The math is still possible for this most Sabermetric of sports organizations, but the reality’s far bleaker. This isn’t The Houston Chronicle calling off the Astros season when there were still 111 games left in what turned into a World Series season in 2005, back when newspapers still carried a majority of a city’s media weight. Things have already been decided for the Astros this time.
Wherever you happen to fall on the debate over whether the Astros should have used pieces in their farm system to acquire Major League difference-makers at the trade deadline as the Rangers did — and it’s a very debatable issue with valid points on both sides — the result of not doing it is unmistakable. The 2016 Astros are being passed by and left on the side of the road. The Astros are playing like a team that hoped for reinforcements that never arrived.

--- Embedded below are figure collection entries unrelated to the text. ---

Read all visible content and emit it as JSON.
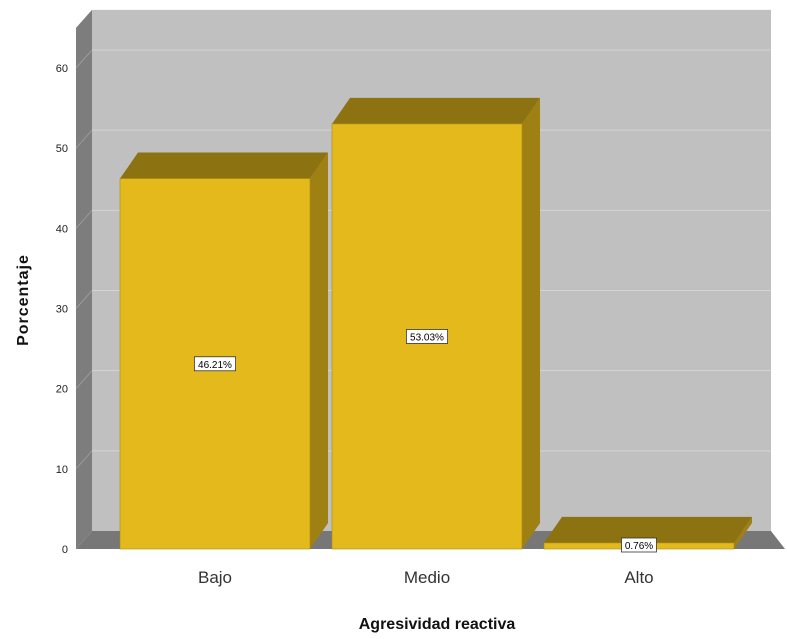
{
  "chart_data": {
    "type": "bar",
    "title": "",
    "xlabel": "Agresividad reactiva",
    "ylabel": "Porcentaje",
    "categories": [
      "Bajo",
      "Medio",
      "Alto"
    ],
    "values": [
      46.21,
      53.03,
      0.76
    ],
    "data_labels": [
      "46.21%",
      "53.03%",
      "0.76%"
    ],
    "yticks": [
      0,
      10,
      20,
      30,
      40,
      50,
      60
    ],
    "ylim": [
      0,
      65
    ],
    "grid": true,
    "legend": "none",
    "colors": {
      "bar_front": "#e3b91c",
      "bar_top": "#8c7210",
      "bar_side": "#9f8013",
      "back_wall": "#c0c0c0",
      "side_wall": "#7d7d7d",
      "floor": "#777777",
      "grid": "#d4d4d4"
    }
  }
}
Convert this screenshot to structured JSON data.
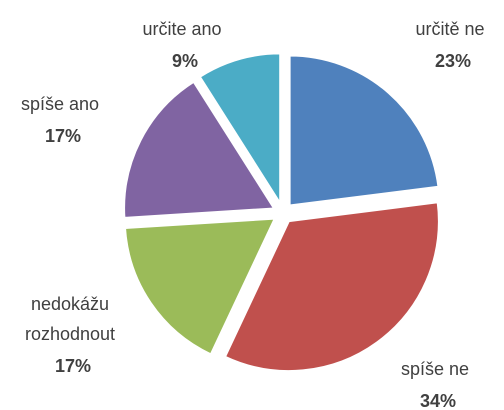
{
  "chart_data": {
    "type": "pie",
    "categories": [
      "určitě ne",
      "spíše ne",
      "nedokážu rozhodnout",
      "spíše ano",
      "určite ano"
    ],
    "values": [
      23,
      34,
      17,
      17,
      9
    ],
    "value_labels": [
      "23%",
      "34%",
      "17%",
      "17%",
      "9%"
    ],
    "colors": [
      "#4f81bd",
      "#c0504d",
      "#9bbb59",
      "#8064a2",
      "#4bacc6"
    ]
  }
}
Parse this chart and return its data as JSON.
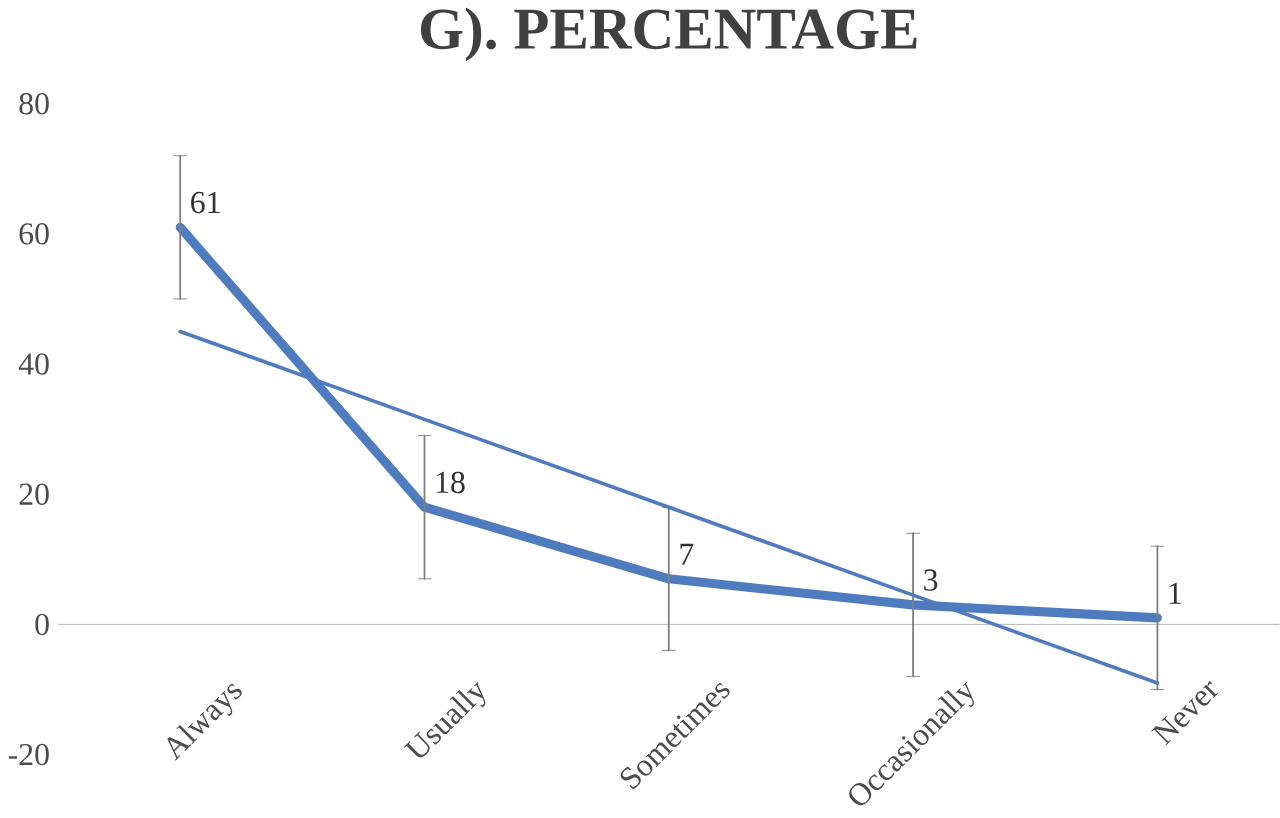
{
  "chart_data": {
    "type": "line",
    "title": "G). PERCENTAGE",
    "categories": [
      "Always",
      "Usually",
      "Sometimes",
      "Occasionally",
      "Never"
    ],
    "series": [
      {
        "color": "#4f7bbf",
        "values": [
          61,
          18,
          7,
          3,
          1
        ],
        "errors": [
          11,
          11,
          11,
          11,
          11
        ],
        "value_labels": [
          "61",
          "18",
          "7",
          "3",
          "1"
        ]
      },
      {
        "type": "line",
        "color": "#4f7bbf",
        "values": [
          45,
          31.5,
          18,
          4.5,
          -9
        ]
      }
    ],
    "ylim": [
      -20,
      80
    ],
    "yticks": [
      -20,
      0,
      20,
      40,
      60,
      80
    ],
    "marker": "none"
  }
}
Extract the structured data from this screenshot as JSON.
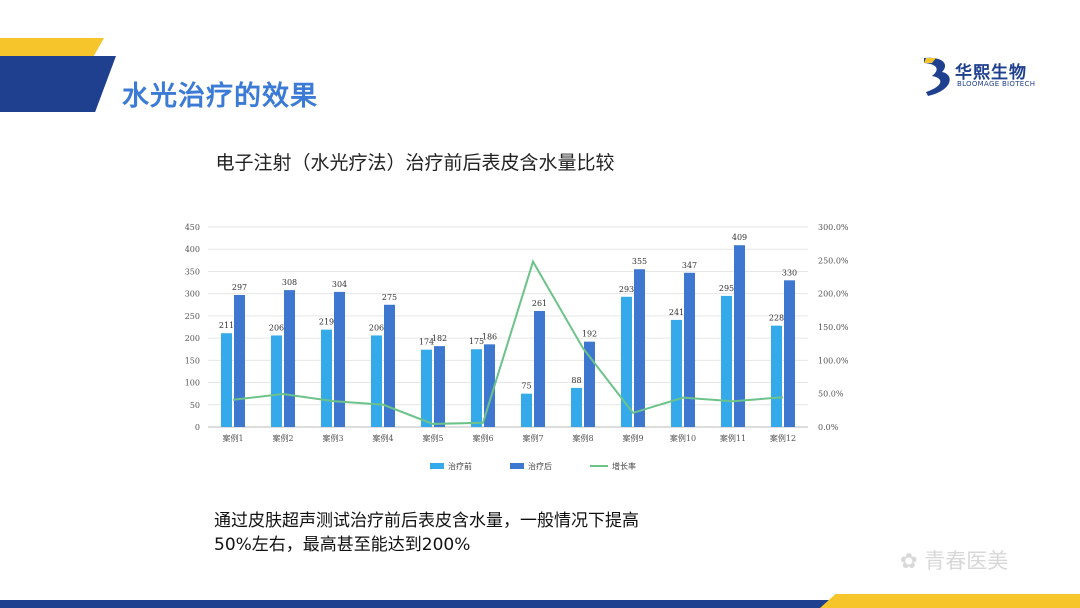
{
  "slide": {
    "title": "水光治疗的效果",
    "logo_cn": "华熙生物",
    "logo_en": "BLOOMAGE BIOTECH",
    "caption_line1": "通过皮肤超声测试治疗前后表皮含水量，一般情况下提高",
    "caption_line2": "50%左右，最高甚至能达到200%",
    "watermark": "青春医美",
    "colors": {
      "brand_blue": "#1f3f8f",
      "brand_yellow": "#f6c42b",
      "title_blue": "#3b7bd6"
    }
  },
  "chart_data": {
    "type": "bar",
    "title": "电子注射（水光疗法）治疗前后表皮含水量比较",
    "categories": [
      "案例1",
      "案例2",
      "案例3",
      "案例4",
      "案例5",
      "案例6",
      "案例7",
      "案例8",
      "案例9",
      "案例10",
      "案例11",
      "案例12"
    ],
    "series": [
      {
        "name": "治疗前",
        "type": "bar",
        "axis": "left",
        "color": "#35aaea",
        "values": [
          211,
          206,
          219,
          206,
          174,
          175,
          75,
          88,
          293,
          241,
          295,
          228
        ]
      },
      {
        "name": "治疗后",
        "type": "bar",
        "axis": "left",
        "color": "#3e77cf",
        "values": [
          297,
          308,
          304,
          275,
          182,
          186,
          261,
          192,
          355,
          347,
          409,
          330
        ]
      },
      {
        "name": "增长率",
        "type": "line",
        "axis": "right",
        "color": "#6cc38a",
        "values": [
          40.8,
          49.5,
          38.8,
          33.5,
          4.6,
          6.3,
          248.0,
          118.2,
          21.2,
          44.0,
          38.6,
          44.7
        ]
      }
    ],
    "left_axis": {
      "min": 0,
      "max": 450,
      "ticks": [
        "0",
        "50",
        "100",
        "150",
        "200",
        "250",
        "300",
        "350",
        "400",
        "450"
      ]
    },
    "right_axis": {
      "min": 0,
      "max": 300,
      "ticks": [
        "0.0%",
        "50.0%",
        "100.0%",
        "150.0%",
        "200.0%",
        "250.0%",
        "300.0%"
      ]
    },
    "grid": true,
    "legend_position": "bottom"
  }
}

Altuve and Co. are essentially experiencing what Jon Snow would have in that battle with Ramsay Bolton if Sansa hadn’t worked out that brilliant secret side deal with Littlefinger.
They’re still valiant. The Astros crawled back again and again against the Rangers on Sunday, coming from 3-0 in the bottom of the eighth, surviving bases-loaded jams and Preston Tucker’s anything-but-smooth fielding, even putting two on in the bottom of the 11th. They made the Rangers sweat. But in the end, this team doesn’t have enough to legitimately frighten — let alone topple — their 65-win I-45 rivals.
This doesn’t mean Luhnow’s process (not to be confused with former Philadelphia 76ers general manager’s Sam Hinkie’s horribly marketed, but equally smart Process) is flawed. It doesn’t even mean this season is a complete failure. Luhnow may be right to prize Alex Bregman and Joe Musgrove over a real (though still not guaranteed) shot at getting a puncher’s chance in this year’s playoffs.
Musgrove made Luhnow look good on the very day the season died, crafting seven innings of one-run ball. Expecting this 6-foot-5 right-hander to be another Lance McCullers is still farfetched. One could argue that Musgrove got a little lucky on a few Rangers swings on Sunday. Of course, one could also legitimately argue that he may have given up no runs if Preston Tucker wasn’t playing left field.
I wasn’t as enamored with Hinch’s work with a worn-down roster on Sunday as some (a few pitching changes seemed to be several batters too late in the moment). The Astros still try to bunt too often for a modern-thinking, analytics-grounded organization. If Hinch had anything to do with Jake Marisnick’s late-game offering, Luhnow or Brian Kenny need to have a chat with him. But there’s no doubt Hinch is capable of orchestrating a second playoff run in three years in 2017.
This isn’t an embarrassingly horrific fall from grace that signals a rotting core and a systematic failure — aka the 2015-2016 Houston Rockets.
These Astros are still a fun team to watch — and Bregman figures to make them more fun for years to come. Even underdog Astros farm system guys like Tony Kemp (“He’s a hit machine!” my 10-year-old son gushed as we watched the diminutive outfielder’s late-game run from the stands Sunday afternoon) bring reason to care about a team going nowhere in 2016.
Still, the end is here. Yes, Jim Crane’s big-money splurge, Cuban standout Yulieski Gurriel, is still coming this season. A cynic might think that the Astros timed Gurriel’s promotion to Double A Monday to deflect a little attention from the Major League team’s current reality. But that’d be wrong, right?
Gurriel is legit, and he’ll help even more in 2017. You know, when the Astros have a real pulse again.